Jim Callis reports that, when the Chicago Cubs signed their 13th Round draft pick Kevonte Mitchell earlier this month, they had to pay him a little extra to get it done. Picks after the 10th Round can be signed for up to $100,000 without counting against the team’s bonus pool, so, any player after the 10th Round who receives more than $100,000 immediately jumps on your radar as a guy the Cubs must have particularly liked.

To be sure, Mitchell’s bonus wasn’t huge – $200,000 – but, given the potentially thin margins with which the Cubs are working on signing some other over slot types, the Cubs must have known all along that they really wanted to get Mitchell. Indeed, a local article from shortly after the draft indicates that Mitchell was always planning on signing, which suggests that this particular deal – over slot and all – was part of the Cubs’ draft plans from day one. That gets me just a bit more excited about Mitchell, who was interesting enough as is.

Mitchell, who was a basketball player in high school, plays third base and destroyed the ball in high school. He’s raw, as you might expect a two-sport high school athlete to be, but also very athletic. Here’s a video of Mitchell taking BP (at Wrigley Field, no less) that Luke posted back during the draft:

At 6’4″ 185lbs and not yet 19, Mitchell is a big young man. I’ll be very interested to see how he looks next year, after he’s had some time to polish up this Fall in instructional ball.

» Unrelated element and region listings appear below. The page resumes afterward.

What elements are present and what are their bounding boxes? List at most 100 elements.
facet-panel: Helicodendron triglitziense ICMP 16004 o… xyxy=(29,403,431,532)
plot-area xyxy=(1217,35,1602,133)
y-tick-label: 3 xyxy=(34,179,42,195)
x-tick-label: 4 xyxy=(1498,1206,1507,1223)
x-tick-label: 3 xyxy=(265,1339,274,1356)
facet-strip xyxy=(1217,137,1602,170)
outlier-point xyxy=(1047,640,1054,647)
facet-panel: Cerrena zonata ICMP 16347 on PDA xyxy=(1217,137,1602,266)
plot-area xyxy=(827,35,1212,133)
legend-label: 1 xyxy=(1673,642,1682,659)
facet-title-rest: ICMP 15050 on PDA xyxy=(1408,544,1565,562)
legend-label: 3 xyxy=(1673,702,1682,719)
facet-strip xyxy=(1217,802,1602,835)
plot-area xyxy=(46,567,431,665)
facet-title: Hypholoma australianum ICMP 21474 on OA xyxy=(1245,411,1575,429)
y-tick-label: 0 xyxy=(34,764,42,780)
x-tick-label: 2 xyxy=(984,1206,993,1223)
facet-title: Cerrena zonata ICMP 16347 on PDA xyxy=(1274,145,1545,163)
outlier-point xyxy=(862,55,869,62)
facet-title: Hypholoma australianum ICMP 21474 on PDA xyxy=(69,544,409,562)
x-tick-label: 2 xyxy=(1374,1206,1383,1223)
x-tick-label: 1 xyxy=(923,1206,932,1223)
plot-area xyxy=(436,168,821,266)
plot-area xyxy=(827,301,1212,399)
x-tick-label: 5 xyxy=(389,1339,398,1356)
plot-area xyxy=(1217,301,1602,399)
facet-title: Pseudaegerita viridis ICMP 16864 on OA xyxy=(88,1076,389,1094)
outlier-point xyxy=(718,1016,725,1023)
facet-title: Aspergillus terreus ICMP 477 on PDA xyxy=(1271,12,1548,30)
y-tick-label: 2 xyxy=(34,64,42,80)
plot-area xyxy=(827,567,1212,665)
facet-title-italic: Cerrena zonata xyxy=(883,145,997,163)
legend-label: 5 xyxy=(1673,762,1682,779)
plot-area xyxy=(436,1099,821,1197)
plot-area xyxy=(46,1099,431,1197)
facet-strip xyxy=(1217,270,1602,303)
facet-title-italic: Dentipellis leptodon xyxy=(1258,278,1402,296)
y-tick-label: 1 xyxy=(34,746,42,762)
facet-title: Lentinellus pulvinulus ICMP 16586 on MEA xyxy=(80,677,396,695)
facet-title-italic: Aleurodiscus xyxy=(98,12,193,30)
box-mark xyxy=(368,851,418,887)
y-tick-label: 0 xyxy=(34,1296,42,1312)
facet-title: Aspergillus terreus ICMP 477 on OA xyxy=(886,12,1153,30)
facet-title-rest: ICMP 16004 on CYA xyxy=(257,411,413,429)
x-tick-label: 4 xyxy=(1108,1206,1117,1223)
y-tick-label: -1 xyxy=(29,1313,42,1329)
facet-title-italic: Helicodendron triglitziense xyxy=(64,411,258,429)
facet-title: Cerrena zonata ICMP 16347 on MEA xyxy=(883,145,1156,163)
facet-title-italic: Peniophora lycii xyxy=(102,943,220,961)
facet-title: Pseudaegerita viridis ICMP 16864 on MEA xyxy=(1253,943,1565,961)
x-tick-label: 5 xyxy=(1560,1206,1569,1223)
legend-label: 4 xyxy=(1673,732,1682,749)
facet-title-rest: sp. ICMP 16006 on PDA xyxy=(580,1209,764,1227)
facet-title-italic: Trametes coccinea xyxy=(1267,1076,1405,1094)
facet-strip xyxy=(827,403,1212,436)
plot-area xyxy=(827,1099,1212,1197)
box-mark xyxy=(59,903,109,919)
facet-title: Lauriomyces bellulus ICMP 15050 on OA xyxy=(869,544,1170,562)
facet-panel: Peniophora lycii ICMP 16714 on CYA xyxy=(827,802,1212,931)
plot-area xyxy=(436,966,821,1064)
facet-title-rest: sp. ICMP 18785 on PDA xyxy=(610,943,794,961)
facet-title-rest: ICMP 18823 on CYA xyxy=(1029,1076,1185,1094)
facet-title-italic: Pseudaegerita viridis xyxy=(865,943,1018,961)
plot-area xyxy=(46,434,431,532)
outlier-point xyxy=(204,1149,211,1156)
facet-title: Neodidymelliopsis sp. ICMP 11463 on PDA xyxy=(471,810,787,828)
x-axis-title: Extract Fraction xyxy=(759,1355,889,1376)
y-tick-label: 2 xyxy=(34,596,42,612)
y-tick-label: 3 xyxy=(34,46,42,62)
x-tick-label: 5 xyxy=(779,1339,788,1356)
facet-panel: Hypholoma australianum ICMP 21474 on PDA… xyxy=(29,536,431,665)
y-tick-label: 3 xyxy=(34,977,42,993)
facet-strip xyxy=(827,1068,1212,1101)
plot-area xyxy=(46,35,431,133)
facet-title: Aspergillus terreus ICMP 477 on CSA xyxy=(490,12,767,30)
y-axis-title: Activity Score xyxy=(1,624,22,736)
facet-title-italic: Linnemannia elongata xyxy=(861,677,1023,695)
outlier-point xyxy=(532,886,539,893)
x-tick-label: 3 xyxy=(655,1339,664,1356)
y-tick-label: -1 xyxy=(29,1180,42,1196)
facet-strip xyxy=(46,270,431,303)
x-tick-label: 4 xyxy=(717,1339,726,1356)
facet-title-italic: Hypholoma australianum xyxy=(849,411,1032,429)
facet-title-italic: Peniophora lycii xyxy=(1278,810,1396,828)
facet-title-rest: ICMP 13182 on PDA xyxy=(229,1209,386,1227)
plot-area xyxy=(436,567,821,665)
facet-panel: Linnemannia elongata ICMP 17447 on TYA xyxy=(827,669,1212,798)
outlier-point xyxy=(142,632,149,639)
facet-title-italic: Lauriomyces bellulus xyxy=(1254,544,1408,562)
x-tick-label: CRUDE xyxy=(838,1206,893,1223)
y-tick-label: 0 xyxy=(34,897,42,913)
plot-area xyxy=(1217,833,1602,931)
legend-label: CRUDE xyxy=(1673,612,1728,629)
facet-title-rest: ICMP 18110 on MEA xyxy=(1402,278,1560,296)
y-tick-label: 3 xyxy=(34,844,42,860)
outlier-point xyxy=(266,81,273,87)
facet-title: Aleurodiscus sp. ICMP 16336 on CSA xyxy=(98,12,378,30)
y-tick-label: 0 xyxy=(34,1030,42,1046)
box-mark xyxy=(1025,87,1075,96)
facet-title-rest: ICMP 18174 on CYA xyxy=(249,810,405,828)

As for the bonus pool impact of the signing, well, the available dollars drop by $100,000. That’s the “(mostly)” part in the intro.

As of our calculation yesterday, the Cubs had $1,346,310 in “extra” money to use, when including a 5% overage on their given bonus pool (teams can go over by up to 5% without incurring a loss of draft pick penalty). Drop that figure to $1,246,310. Still plenty to work with to sign 6th Round high school arm Dylan Cease, but it’s unclear whether there will be enough left after that to get any of the bigger name over slot types in the later rounds.

And, since this all has the appearance of a pretty-much-pre-draft deal, it’s not like there’s any surprise for the Cubs here. They always knew that $100,000 over slot for Mitchell was part of the calculation – probably even back when they were making their picks.